Perusing science and medical journals, one might think it surprising that the stunning high-definition images do not qualify as works of art. In fact, they do, at least to some, and the mounting interest in the art of such research has led to an array of contests founded to reward these aesthetic accomplishments – veritable art fairs for the scientific community. The Materials Research Society launched their Science as Art competition in 2005, offering prizes to winning entries on a biannual basis. The MRS website sums up the thinking behind such contests:

Occasionally, scientific images transcend their role as a medium for transmitting information, and contain the aesthetic qualities that transform them into objects of beauty and art.

Princeton University hosted a similar program, the Art of Science competition, in ‘05, ‘06, and ‘09; Caltech, Colorado State University, and Clemson University have followed suit as well. Tokyo-based optics and imaging corporation Nikon has its own version, the Small World Photomicrography Competition, which has been taking place for an impressive 30+ years.

Dr. Paul Appleton of the University of Dundee, UK, cell nuclei of the mouse colon (740x), 2-Photon fluorescence, 1st place winner of Nikon Small World Competition (2006). Image courtesy of Nikon.

These images evoke (perhaps ironically) an almost spiritual sense of awe, a powerful poetic reverence for the wonder of natural phenomena, one that is distinctly artistic in language. Is it science? Yes, of course. Is it nature? Yes – both in a literal sense, for those birthed from bioresearch and life sciences, as well as in the metaphysical manner in which they encourage us toward introspection, to consider our place in the universe. Is it art? Well … why not?
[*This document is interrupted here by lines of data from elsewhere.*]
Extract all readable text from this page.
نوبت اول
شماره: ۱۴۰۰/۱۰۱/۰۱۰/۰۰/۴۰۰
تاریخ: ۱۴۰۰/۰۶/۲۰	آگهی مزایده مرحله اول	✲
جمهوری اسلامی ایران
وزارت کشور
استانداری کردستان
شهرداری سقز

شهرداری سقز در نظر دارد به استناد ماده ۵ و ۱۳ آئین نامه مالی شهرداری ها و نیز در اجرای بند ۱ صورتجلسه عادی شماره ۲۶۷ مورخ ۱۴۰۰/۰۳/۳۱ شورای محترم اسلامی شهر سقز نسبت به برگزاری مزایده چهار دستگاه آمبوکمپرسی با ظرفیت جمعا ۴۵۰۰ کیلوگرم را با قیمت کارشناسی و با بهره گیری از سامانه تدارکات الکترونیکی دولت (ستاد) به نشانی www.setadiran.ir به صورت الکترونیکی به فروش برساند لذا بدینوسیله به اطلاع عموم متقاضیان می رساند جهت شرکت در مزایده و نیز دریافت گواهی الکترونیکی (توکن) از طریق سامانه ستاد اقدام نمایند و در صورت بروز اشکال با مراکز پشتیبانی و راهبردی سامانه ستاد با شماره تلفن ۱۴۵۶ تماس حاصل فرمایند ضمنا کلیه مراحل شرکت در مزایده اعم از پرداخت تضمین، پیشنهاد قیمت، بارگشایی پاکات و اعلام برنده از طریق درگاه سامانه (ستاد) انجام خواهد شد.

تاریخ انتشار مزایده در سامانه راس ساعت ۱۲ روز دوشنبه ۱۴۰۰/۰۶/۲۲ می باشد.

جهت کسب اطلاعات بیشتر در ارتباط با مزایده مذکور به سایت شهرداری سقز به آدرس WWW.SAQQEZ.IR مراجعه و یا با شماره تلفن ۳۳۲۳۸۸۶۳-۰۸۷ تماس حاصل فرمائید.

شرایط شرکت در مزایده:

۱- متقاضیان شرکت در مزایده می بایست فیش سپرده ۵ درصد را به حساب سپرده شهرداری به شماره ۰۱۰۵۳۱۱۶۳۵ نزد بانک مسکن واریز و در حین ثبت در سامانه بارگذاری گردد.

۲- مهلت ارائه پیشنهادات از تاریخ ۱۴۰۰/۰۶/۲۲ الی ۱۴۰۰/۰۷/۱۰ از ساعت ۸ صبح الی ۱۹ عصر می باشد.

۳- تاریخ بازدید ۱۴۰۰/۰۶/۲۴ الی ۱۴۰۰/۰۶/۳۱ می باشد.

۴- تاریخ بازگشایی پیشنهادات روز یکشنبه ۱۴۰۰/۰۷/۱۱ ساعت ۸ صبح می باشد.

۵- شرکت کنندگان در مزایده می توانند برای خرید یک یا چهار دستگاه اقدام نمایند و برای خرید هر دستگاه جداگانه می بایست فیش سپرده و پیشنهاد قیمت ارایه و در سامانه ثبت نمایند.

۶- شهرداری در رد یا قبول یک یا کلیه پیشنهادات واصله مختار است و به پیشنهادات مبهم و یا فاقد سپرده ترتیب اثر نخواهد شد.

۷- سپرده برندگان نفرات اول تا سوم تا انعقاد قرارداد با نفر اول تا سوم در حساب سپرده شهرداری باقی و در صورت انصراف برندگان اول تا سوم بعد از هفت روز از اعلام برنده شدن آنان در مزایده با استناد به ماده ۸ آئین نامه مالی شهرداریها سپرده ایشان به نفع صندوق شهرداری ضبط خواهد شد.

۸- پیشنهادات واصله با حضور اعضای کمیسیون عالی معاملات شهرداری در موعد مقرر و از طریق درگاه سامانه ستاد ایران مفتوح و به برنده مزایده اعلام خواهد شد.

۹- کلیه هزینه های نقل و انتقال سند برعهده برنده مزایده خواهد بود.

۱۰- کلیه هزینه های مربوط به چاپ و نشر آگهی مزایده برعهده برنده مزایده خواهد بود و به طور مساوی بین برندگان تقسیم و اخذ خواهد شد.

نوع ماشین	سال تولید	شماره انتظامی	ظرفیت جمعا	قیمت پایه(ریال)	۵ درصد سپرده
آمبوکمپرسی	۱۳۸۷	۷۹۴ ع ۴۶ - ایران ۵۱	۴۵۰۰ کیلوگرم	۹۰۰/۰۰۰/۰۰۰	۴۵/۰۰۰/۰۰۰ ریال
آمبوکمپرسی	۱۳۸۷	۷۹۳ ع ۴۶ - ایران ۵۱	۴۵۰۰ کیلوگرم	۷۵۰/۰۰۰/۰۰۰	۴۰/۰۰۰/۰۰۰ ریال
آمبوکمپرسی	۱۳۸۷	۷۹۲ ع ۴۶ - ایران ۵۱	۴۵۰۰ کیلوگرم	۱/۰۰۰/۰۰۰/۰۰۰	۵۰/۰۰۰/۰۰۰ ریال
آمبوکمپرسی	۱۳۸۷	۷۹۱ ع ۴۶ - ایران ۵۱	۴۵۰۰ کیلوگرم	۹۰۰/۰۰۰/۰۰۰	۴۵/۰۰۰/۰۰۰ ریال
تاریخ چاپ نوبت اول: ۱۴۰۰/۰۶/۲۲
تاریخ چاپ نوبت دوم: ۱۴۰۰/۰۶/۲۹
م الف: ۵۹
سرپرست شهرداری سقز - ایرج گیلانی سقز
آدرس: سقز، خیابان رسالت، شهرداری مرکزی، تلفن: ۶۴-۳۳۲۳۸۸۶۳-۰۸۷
On the opposite end of the spectrum, other hybrid children of science-art love affairs cast the viewer in the role of god, granting us an omniscient bird’s-eye view of planet Earth. NASA and the U.S. Geological Survey jointly manage the Landsat Program, which utilizes digital photography of our coasts and continents to track the impact of man-made and natural forces across the globe. NASA and the GSFC Laboratory for Terrestrial Physics even maintain an “Earth as Art” online gallery, perhaps as a way to frame science as more accessible to the general public. Here, art is being effectively referenced as a sort of marketing and educational tool for disciplines largely viewed as devoid of the picturesque, sublime, or the romantic.

Lena Delta, Russia, Landsat 7 satellite (2000). Image courtesy of USGS National Center for EROS and NASA Landsat Project Science Office.

Established contemporary visual artists have seen this powerful imagery and run with it. Andreas Gursky and Florian Maier-Aichen – both Germans – have produced work that references satellite and aerial landscape photography. At once current and futuristic, surreal and familiar, nature seen through the lens of technology resonates deeply with us, perhaps because it allows us to don the hat of scientist and artist, both pioneers of the human potential whose very job entails crossing boundaries to explore new territory. Nature is, after all, composed of geometries, fractals, and mathematical relationships, and our own bodies are machines; it is no wonder we see the overlap as a distinctly artistic discourse.